The article detailed various precedents, Anderson shocked to realise he probably now knew far more about the U.S. Constitution than the UK’s diverse set of laws and conventions. The Republican-dominated House of Representatives had clearly thrown down the gauntlet to Thorn and his supporters, the ones still camped out in the National Mall likely to be stocking up with their eggs and expletives.
Anderson’s musings were interrupted as the computer screen in front of him abruptly changed to show a man’s photograph, his personal profile detailed alongside. Confused, Anderson tried to return to the news page but without success, the screen acting as if frozen.
“David Solomon,” explained Carter, as though just making conversation, “Pat’s so-called banker, except he’s actually a hedge fund manager. It’s just as I’ve always said: the money came from targeting specific investments, Solomon the frontman. Most of the info is copied from the FBI’s recent research into Solomon, the rest picked up here and there – I’ve kept it to the basics.”
Anderson glanced to his right, Carter still apparently focused on Panama City. With most of Terrill’s security system offline and the two agents otherwise occupied downstairs, there was little real need for such a charade; but then that was just Carter’s style, always wanting to add a bit of drama to everything, always keen to impress.
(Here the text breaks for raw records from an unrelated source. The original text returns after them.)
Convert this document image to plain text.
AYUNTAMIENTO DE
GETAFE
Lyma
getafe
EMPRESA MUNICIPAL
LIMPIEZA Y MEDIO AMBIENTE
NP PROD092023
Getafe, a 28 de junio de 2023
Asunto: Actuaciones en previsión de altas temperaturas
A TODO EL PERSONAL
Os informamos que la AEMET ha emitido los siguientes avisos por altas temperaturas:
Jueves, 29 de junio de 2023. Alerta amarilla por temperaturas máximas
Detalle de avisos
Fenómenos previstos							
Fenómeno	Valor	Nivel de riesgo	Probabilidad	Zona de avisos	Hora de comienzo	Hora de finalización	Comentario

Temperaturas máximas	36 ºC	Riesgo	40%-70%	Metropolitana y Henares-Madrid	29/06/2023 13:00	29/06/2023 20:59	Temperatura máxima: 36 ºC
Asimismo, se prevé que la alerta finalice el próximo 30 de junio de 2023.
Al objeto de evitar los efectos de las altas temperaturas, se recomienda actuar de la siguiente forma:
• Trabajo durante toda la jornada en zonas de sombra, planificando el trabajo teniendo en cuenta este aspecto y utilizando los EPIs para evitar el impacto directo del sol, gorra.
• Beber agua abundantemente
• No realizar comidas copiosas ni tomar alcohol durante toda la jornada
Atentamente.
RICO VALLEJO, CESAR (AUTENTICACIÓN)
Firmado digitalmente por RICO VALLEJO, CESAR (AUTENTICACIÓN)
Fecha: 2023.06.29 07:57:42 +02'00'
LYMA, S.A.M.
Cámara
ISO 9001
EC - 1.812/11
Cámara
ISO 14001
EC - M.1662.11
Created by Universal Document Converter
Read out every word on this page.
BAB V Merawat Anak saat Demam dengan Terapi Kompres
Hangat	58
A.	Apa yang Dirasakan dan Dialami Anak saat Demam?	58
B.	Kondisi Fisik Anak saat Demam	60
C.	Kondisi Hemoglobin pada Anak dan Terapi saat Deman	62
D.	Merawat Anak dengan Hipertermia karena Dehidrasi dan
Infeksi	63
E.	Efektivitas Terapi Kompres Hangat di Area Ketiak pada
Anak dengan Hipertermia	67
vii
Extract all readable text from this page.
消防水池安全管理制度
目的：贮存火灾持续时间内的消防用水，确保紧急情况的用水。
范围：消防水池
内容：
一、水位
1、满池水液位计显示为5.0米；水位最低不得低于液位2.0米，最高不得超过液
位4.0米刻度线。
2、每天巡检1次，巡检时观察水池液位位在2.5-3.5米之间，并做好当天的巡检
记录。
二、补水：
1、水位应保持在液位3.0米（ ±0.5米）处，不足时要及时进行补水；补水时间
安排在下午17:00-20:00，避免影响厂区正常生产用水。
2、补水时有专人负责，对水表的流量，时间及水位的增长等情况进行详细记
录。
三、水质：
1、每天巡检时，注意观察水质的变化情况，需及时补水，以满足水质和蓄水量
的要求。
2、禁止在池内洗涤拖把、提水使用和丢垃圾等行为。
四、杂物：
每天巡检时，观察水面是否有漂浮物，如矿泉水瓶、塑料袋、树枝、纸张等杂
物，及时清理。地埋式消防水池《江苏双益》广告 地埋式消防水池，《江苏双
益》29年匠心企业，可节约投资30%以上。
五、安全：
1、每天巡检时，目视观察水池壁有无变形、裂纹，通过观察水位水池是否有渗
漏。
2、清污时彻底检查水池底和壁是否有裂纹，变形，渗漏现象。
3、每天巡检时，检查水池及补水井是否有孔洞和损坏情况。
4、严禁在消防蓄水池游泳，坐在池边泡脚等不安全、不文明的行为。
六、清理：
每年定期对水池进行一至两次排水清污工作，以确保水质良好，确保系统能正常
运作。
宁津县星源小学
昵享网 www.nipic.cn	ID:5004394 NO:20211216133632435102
Anderson took the easy option and simply went with the flow; there seemed no advantage in ignoring Carter’s help and plenty of reasons to accept it – he just had to trust the information in front of him was genuine. The fact Carter was still able to hack into the FBI’s data centre was impressive but also slightly worrying. Anderson briefly condemned himself for sinking to McDowell’s level, then moved on, determined to get as much out of Carter as possible. For some reason, simply reading it all off the screen seemed less of a crime then copying the data to his phone and Anderson tried to memorise the key facts as quickly as he could, concerned as to how much longer it would be before Carter’s hacking skills got them both into trouble.